ShengcaiLiao/TransMatcher

Questions about input of TransMatcher and Variable Naming in implementation

turtleman99 opened this issue · 1 comments

Hi @ShengcaiLiao ,

Thank you so much for the impressive work!

I'm not familiar with person identification tasks, but I found another your paper that says, "The detection sub-task is to determine the presence of the probe subject in the gallery, and the identification sub-task is to determine which person in the gallery has the same identity as the accepted probe." So I assume the memory here (in the TransMatcher instance initialization) should be the gallery feature.

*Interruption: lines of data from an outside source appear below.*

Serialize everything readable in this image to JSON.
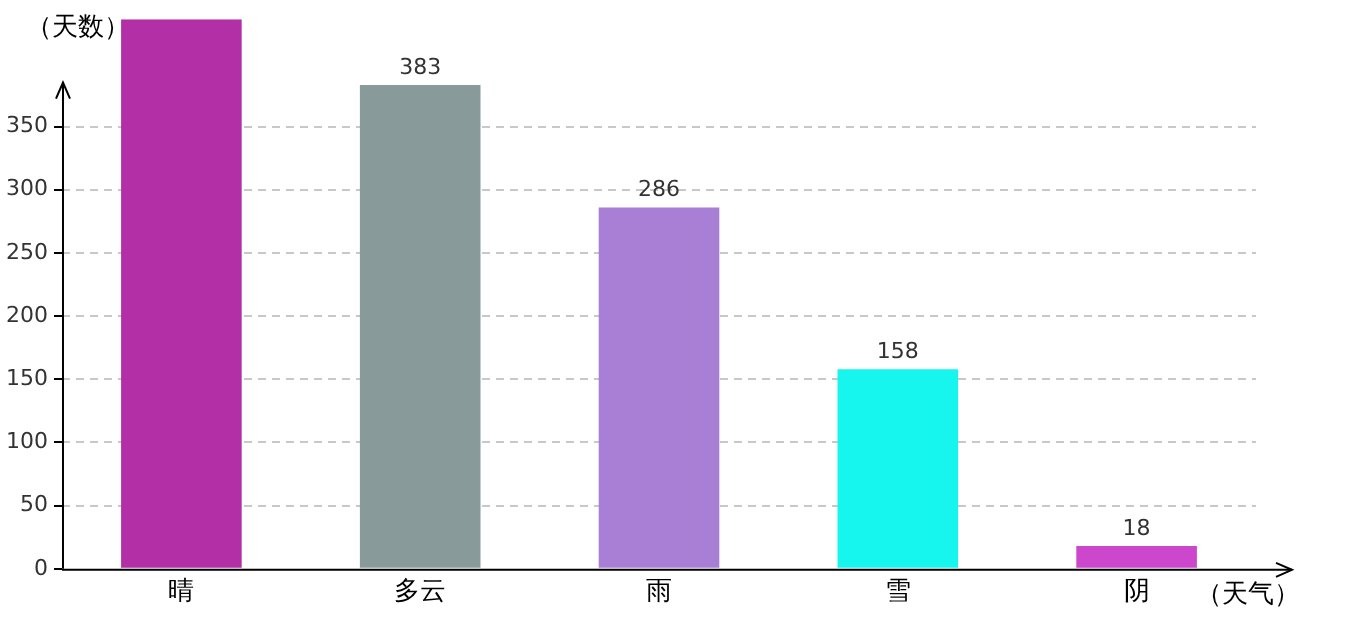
{
  "chart_data": {
    "type": "bar",
    "ylabel": "（天数）",
    "xlabel": "（天气）",
    "categories": [
      "晴",
      "多云",
      "雨",
      "雪",
      "阴"
    ],
    "values": [
      435,
      383,
      286,
      158,
      18
    ],
    "colors": [
      "#b32fa6",
      "#889a9a",
      "#a87fd4",
      "#17f5ef",
      "#cc47cc"
    ],
    "value_labels": [
      null,
      "383",
      "286",
      "158",
      "18"
    ],
    "ylim": [
      0,
      435
    ],
    "yticks": [
      0,
      50,
      100,
      150,
      200,
      250,
      300,
      350
    ],
    "grid": "y",
    "legend": false
  }
}
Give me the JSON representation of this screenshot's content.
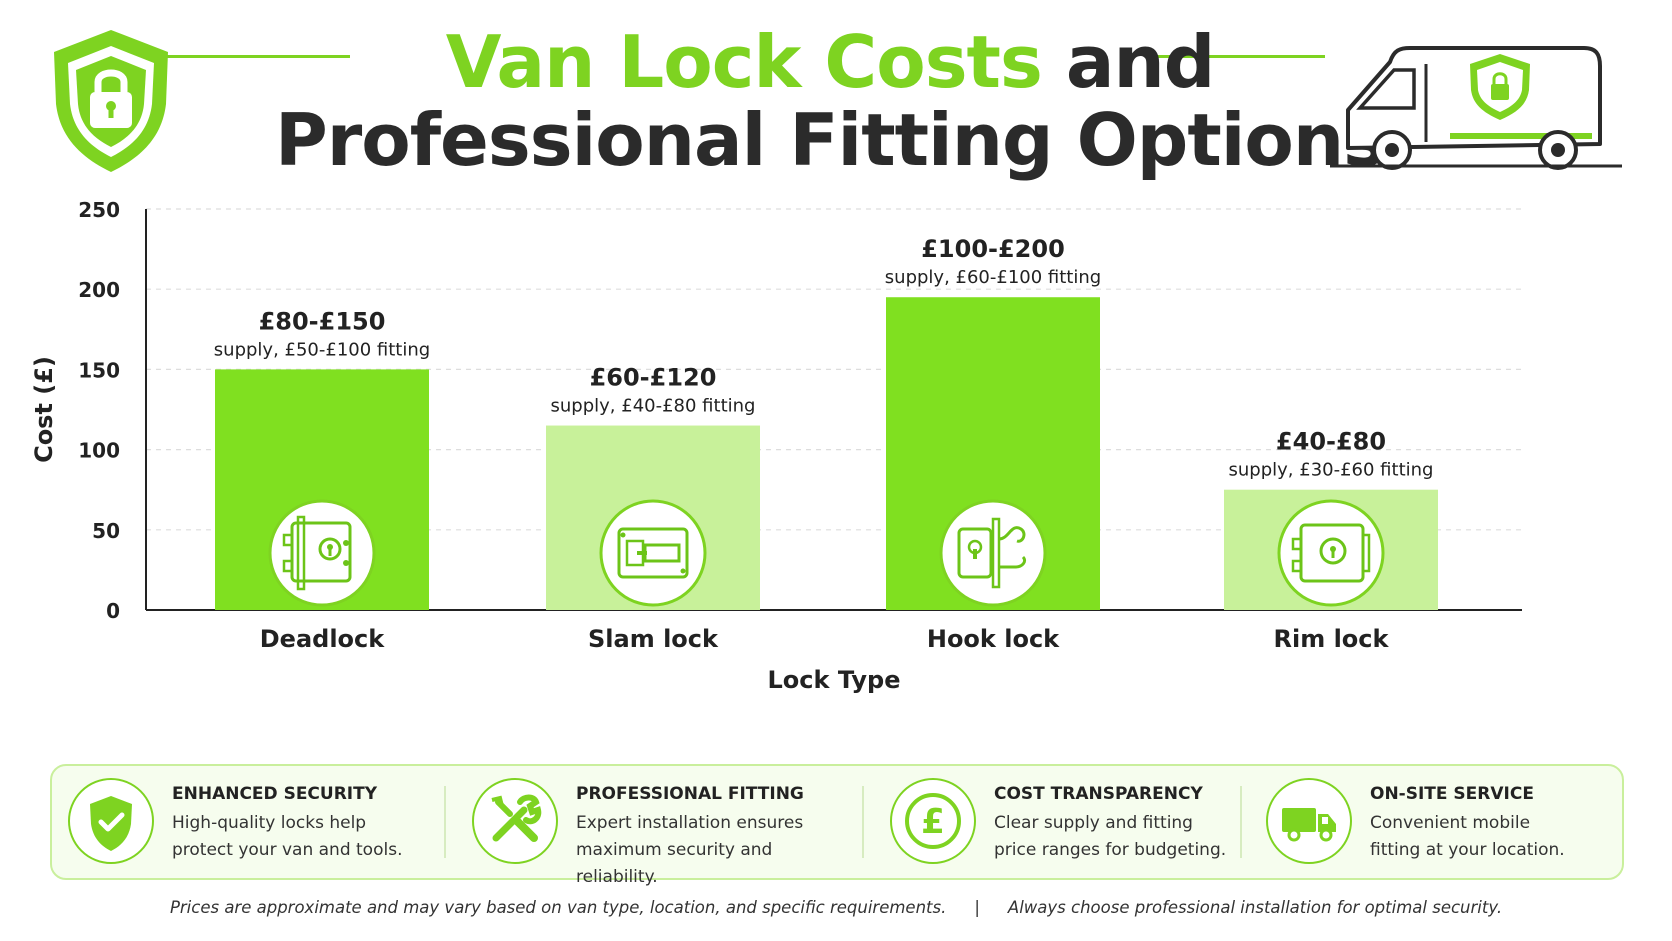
{
  "header": {
    "title_accent": "Van Lock Costs",
    "title_rest": " and",
    "title_line2": "Professional Fitting Options"
  },
  "colors": {
    "accent": "#7ed321",
    "bar_dark": "#80e020",
    "bar_light": "#c8f19a",
    "text_dark": "#2b2b2b",
    "panel_bg": "#f6fdee"
  },
  "icons": {
    "logo": "shield-lock-icon",
    "van": "van-icon",
    "bars": [
      "deadlock-icon",
      "slam-lock-icon",
      "hook-lock-icon",
      "rim-lock-icon"
    ]
  },
  "chart_data": {
    "type": "bar",
    "categories": [
      "Deadlock",
      "Slam lock",
      "Hook lock",
      "Rim lock"
    ],
    "values": [
      150,
      115,
      195,
      75
    ],
    "bar_colors": [
      "#80e020",
      "#c8f19a",
      "#80e020",
      "#c8f19a"
    ],
    "price_labels": [
      "£80-£150",
      "£60-£120",
      "£100-£200",
      "£40-£80"
    ],
    "fitting_labels": [
      "supply, £50-£100 fitting",
      "supply, £40-£80 fitting",
      "supply, £60-£100 fitting",
      "supply, £30-£60 fitting"
    ],
    "xlabel": "Lock Type",
    "ylabel": "Cost (£)",
    "ylim": [
      0,
      250
    ],
    "yticks": [
      0,
      50,
      100,
      150,
      200,
      250
    ],
    "grid": true
  },
  "features": [
    {
      "icon": "shield-check-icon",
      "title": "ENHANCED SECURITY",
      "desc": "High-quality locks help protect your van and tools."
    },
    {
      "icon": "tools-icon",
      "title": "PROFESSIONAL FITTING",
      "desc": "Expert installation ensures maximum security and reliability."
    },
    {
      "icon": "pound-icon",
      "title": "COST TRANSPARENCY",
      "desc": "Clear supply and fitting price ranges for budgeting."
    },
    {
      "icon": "delivery-van-icon",
      "title": "ON-SITE SERVICE",
      "desc": "Convenient mobile fitting at your location."
    }
  ],
  "footer": {
    "left": "Prices are approximate and may vary based on van type, location, and specific requirements.",
    "separator": "|",
    "right": "Always choose professional installation for optimal security."
  }
}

Let's look at the forward function of the TransMatcher,

    def forward(self, features):
        score = self.decoder(self.memory, features)
        return score

The first input is memory, and the second is features. However, in the TransformerDecoder definition, it go as follow

    def forward(self, tgt: Tensor, memory: Tensor) -> Tensor:
        r"""Pass the inputs through the decoder layer in turn.
        Args:
            tgt: the sequence to the decoder (required).
            memory: the sequence from the last layer of the encoder (required).
        Shape:
            tgt: [q, h, w, d*n], where q is the query length, d is d_model, n is num_layers, and (h, w) is feature map size
            memory: [k, h, w, d*n], where k is the memory length
        """

The tgt and memory variables here confuse me. Which should be probe (query), and which should be gallery features?

Thank you for your reply in advance.

Hi Guangyuan,

Thank you for the interest. I'm sorry for the confusion, but don't worry, they are mostly exchangeable. You can forget about gallery and probe/query. Basically, TransMatcher here is doing pairwise image matching, or pairwise distance learning, so by definition the two input images should be able to be swapped, or at least, they are in the same standing but not something that should be differentiated.

What are you targeting for, with TransMatcher, by the way?